Like a great big fiery thing, rising up over the horizon, like a vicious memory (like you'd forgotten to do the cleaning before guests were coming over, handily steering the guests into the nearest casino, hoping to sneak away at any moment, only you found you were winning almost as much as you were losing at the slot machines, and stuck by your machine to see if you couldn't get your money back (not daring to hope to hit the big one), when you realise you guests are clustered around you, waiting for you to take them back to your home, as promised, the home which you haven't quite cleaned, and which, a rising fear in the back of your mind reminds you, surely has a banana peel right now, at this very moment, decomposing on your kitchen table and will incite true terror in the faces and hearts of these formerly dear sweet people, so you take them the long way home, hoping in your heart of hearts that they'll get bored or tired or both and just stop off in any old random house, or perhaps pass their car and decide to just go home, or, and here might be an ideal scenario, you lose them by walking alternatively very very fast and very very slow, ducking around a corner and dashing home to tidy up a bit and scrub the really disgusting bits of either rotting banana skin or mold or sentient dust, shoving a few strategic pieces of dirt you can come back to later under various other things you don't expect people to inspect, least of all pick them up, in examining them, before heading back to the door, on the the way scattering a few pre-chosen albums on the couch, to highlight your taste, your careless, effortless taste!, then finally back out on to the street to find your by now possibly bewildered guests to show them your glorious palace, making quite sure not to turn the lights up too brightly), stuff of legends.
This is what happens most mornings, when the Sun comes up, unless you happen to live in England, Seattle, or any of the other indigenous rainy areas.
So indeed he felt slightly foolish when, after waiting up throughout the night in the soft sweet grass of the hillside (and we won't go into it further), she told him that she'd seen it before, and that it happened most days, as a matter of fact. He would have to re-think his strategy for impressing her, then, he thought.
She admitted, a bit late, perhaps, but still, that she did enjoy it being called a vicious memory and stuff of legends, though she somewhat ruined the effect the concession had by snickering into her hand after she'd said it, possibly snickering at the memory (itself not particularly vicious, from her point of view, though from other's it may seem quite vicious, indeed) of his face, as he leapt to his feet at the appearance of the fiery orb most people call the Sun and strained to burst forth his fervent speech about the glorious event. That and a piece of cake he'd been eating (and herself as well, he having made the cake earlier in the day, a valiant attempt, which came out mostly gooey... ehm, successful, not to make him out to be a cake-hoarding bastard or anything), at some point during the evening stuck itself firmly to the bit of shirt below his left breast pocket and bore a passing resemblance to Sid Caesar. Which you have to admit would make you laugh, too.

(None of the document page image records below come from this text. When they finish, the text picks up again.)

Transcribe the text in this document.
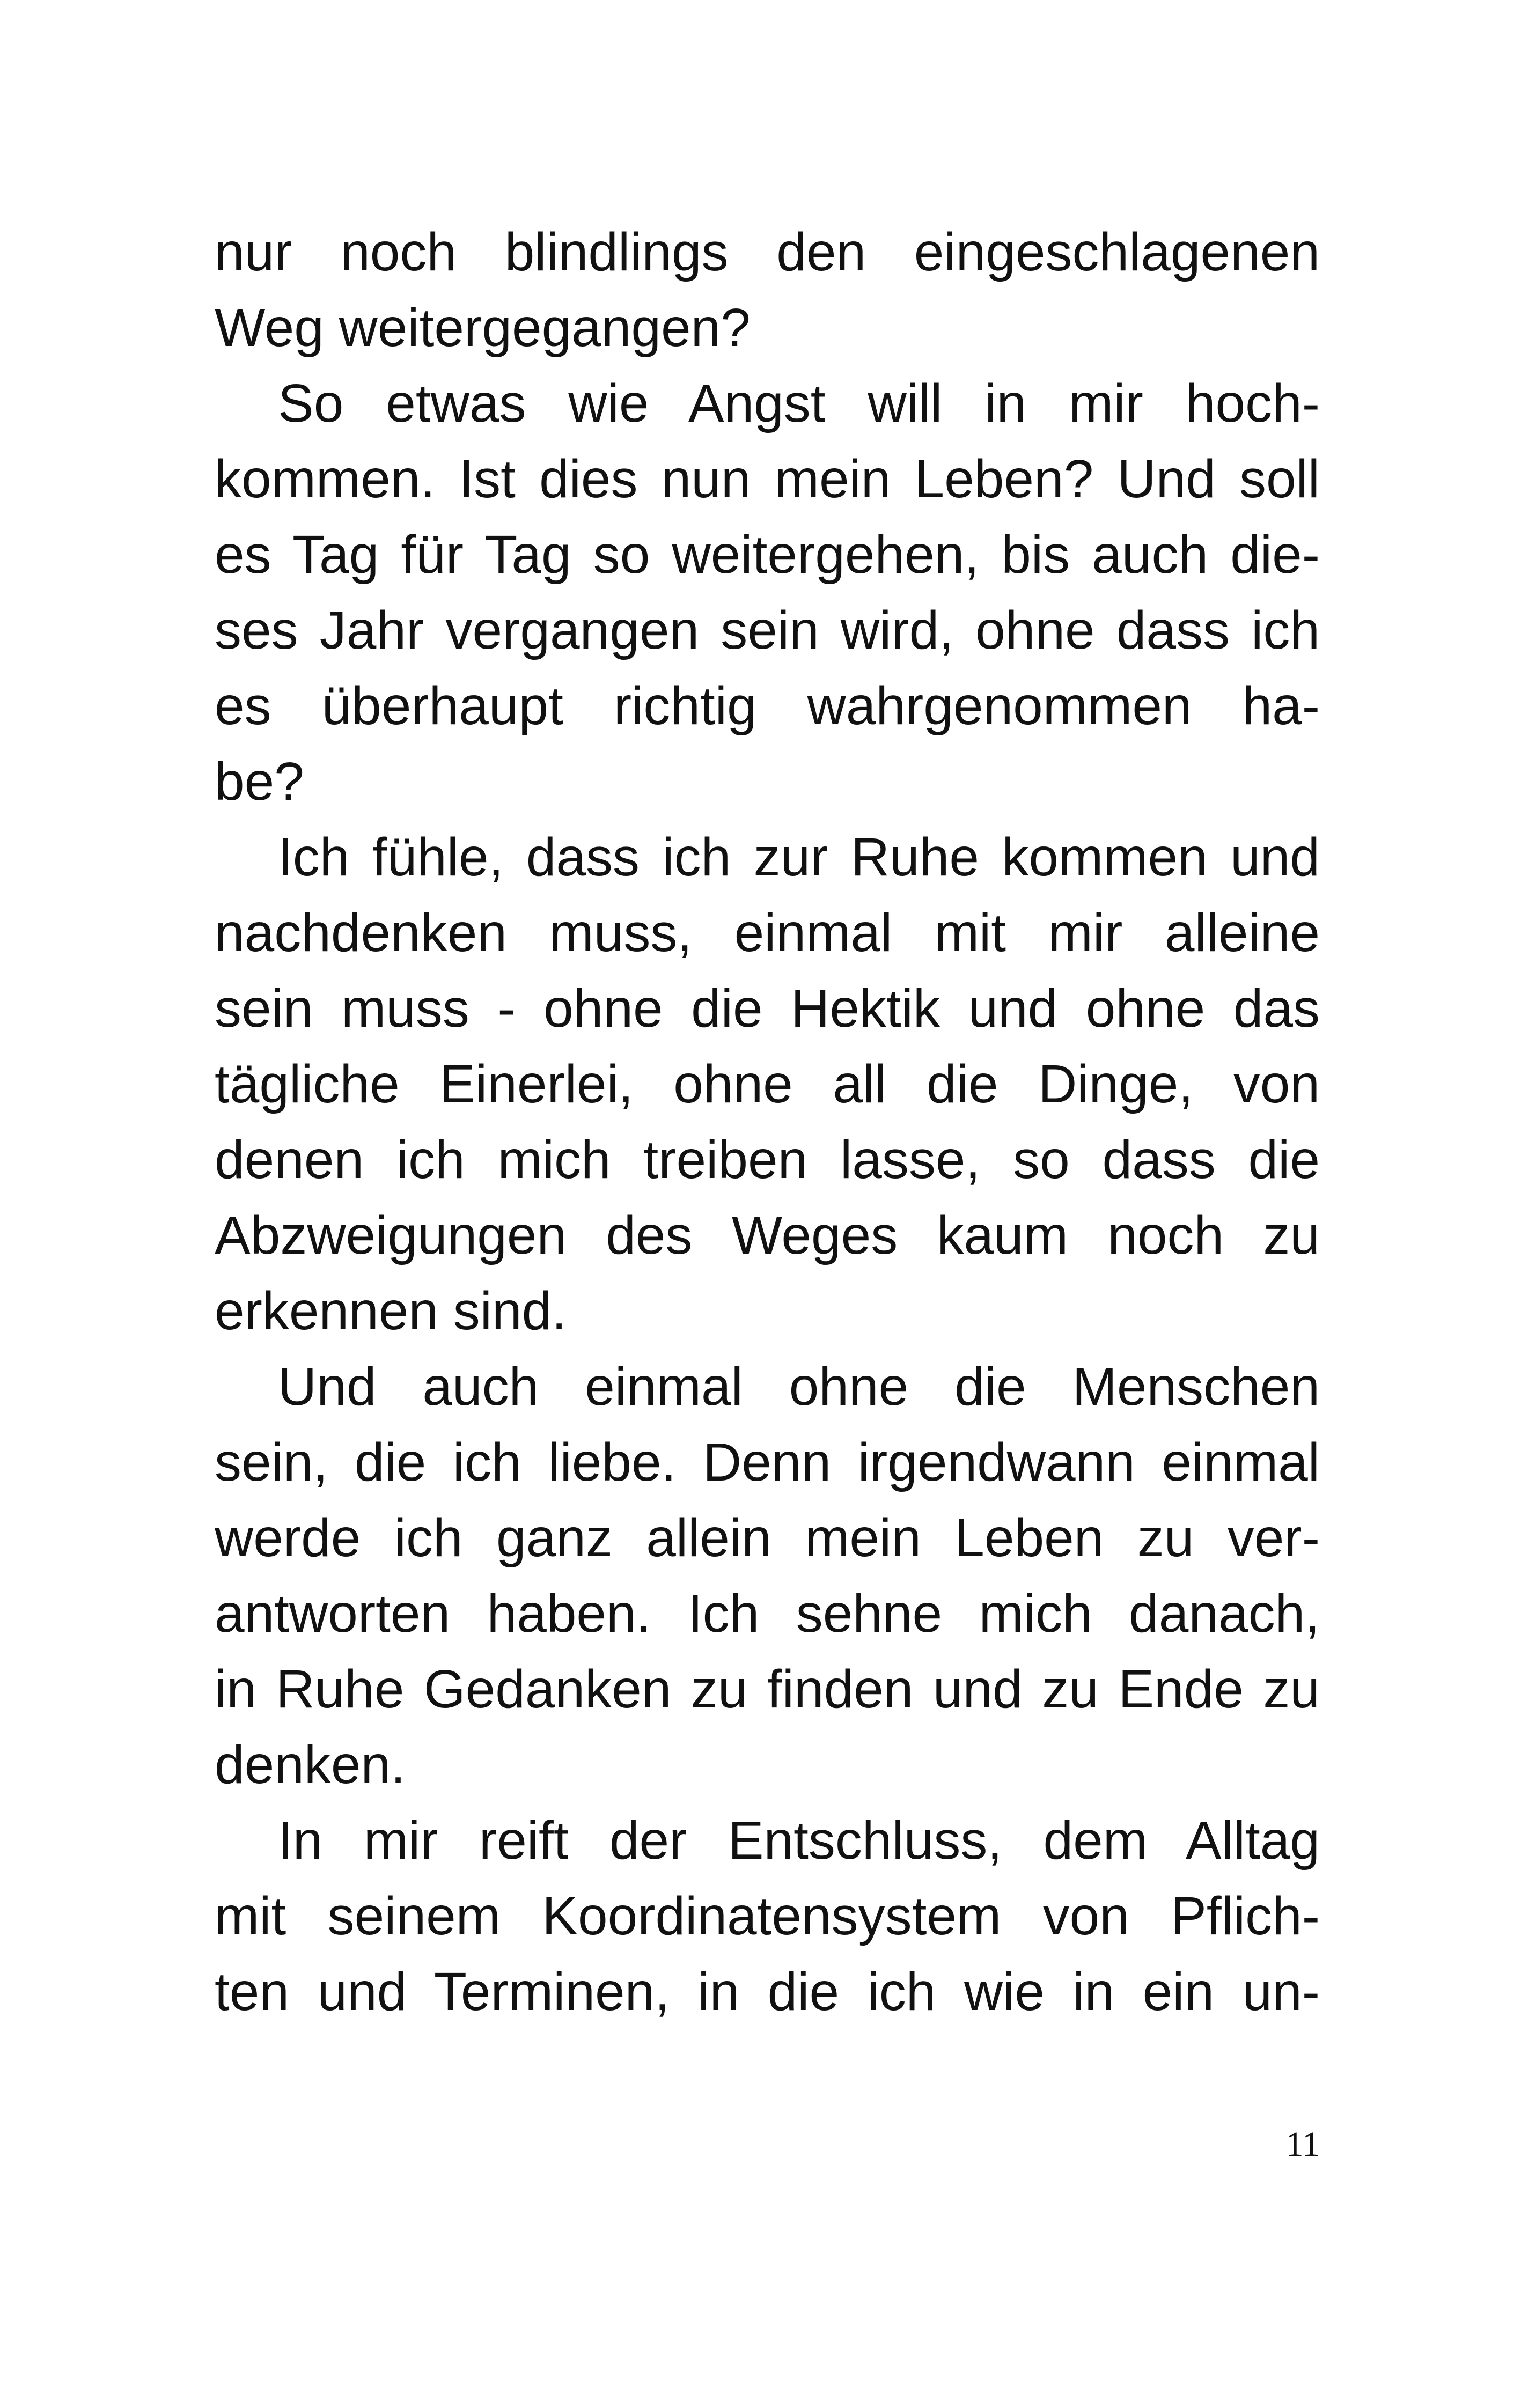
nur noch blindlings den eingeschlagenen
Weg weitergegangen?
So etwas wie Angst will in mir hoch-
kommen. Ist dies nun mein Leben? Und soll
es Tag für Tag so weitergehen, bis auch die-
ses Jahr vergangen sein wird, ohne dass ich
es überhaupt richtig wahrgenommen ha-
be?
Ich fühle, dass ich zur Ruhe kommen und
nachdenken muss, einmal mit mir alleine
sein muss - ohne die Hektik und ohne das
tägliche Einerlei, ohne all die Dinge, von
denen ich mich treiben lasse, so dass die
Abzweigungen des Weges kaum noch zu
erkennen sind.
Und auch einmal ohne die Menschen
sein, die ich liebe. Denn irgendwann einmal
werde ich ganz allein mein Leben zu ver-
antworten haben. Ich sehne mich danach,
in Ruhe Gedanken zu finden und zu Ende zu
denken.
In mir reift der Entschluss, dem Alltag
mit seinem Koordinatensystem von Pflich-
ten und Terminen, in die ich wie in ein un-
11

And the morning slipped quietly into history. And the two of them travelled down to the town, below, and ordered two caffe lattes, which he promptly compared to a summer's day.
disclaimer:
I really really like Chocoflakes.
In case you're interested the preceding articles submitted before we finally settled on this one involved Andalusian monks (borrowing a cameo from an earlier issue), wombats (a crowd favourite, though a bit weak on storyline (this one involved wombats sitting around, to such a vague degree that they could have been any animal, or even most inanimate objects, really), taxes, and something about custard (also horribly dull, and it could have been substituted with any pastry and/or sweet, really). All of them involved the word 'indigenous', apparently due to a bet the writer had made earlier in the week.
We'll also note, somewhat uncharacteristically for us, there seems to be a bit of a row over ourselves over at swerd's, breaking out of our normally serene shell of solipsism to serenely point out the thing (the other thing, not the solipsism) (For whom, incidentally, some years ago, I wrote the yet one more thing.). A furore, if you will.
Our solicitors, after exhibiting stunning competence and swift-oft-i-tous-ity in generating a letter to the offending party, seem to have gone off to play golf somewhere, and are unavailable for comment.
Our official position on the matter is flattered.
Which is a lot for us, as we rarely say how we really, truly feel. Aww. (Feel in the non-physical sense, of course. Or perhaps in the physical sense, as well. Who can tell?)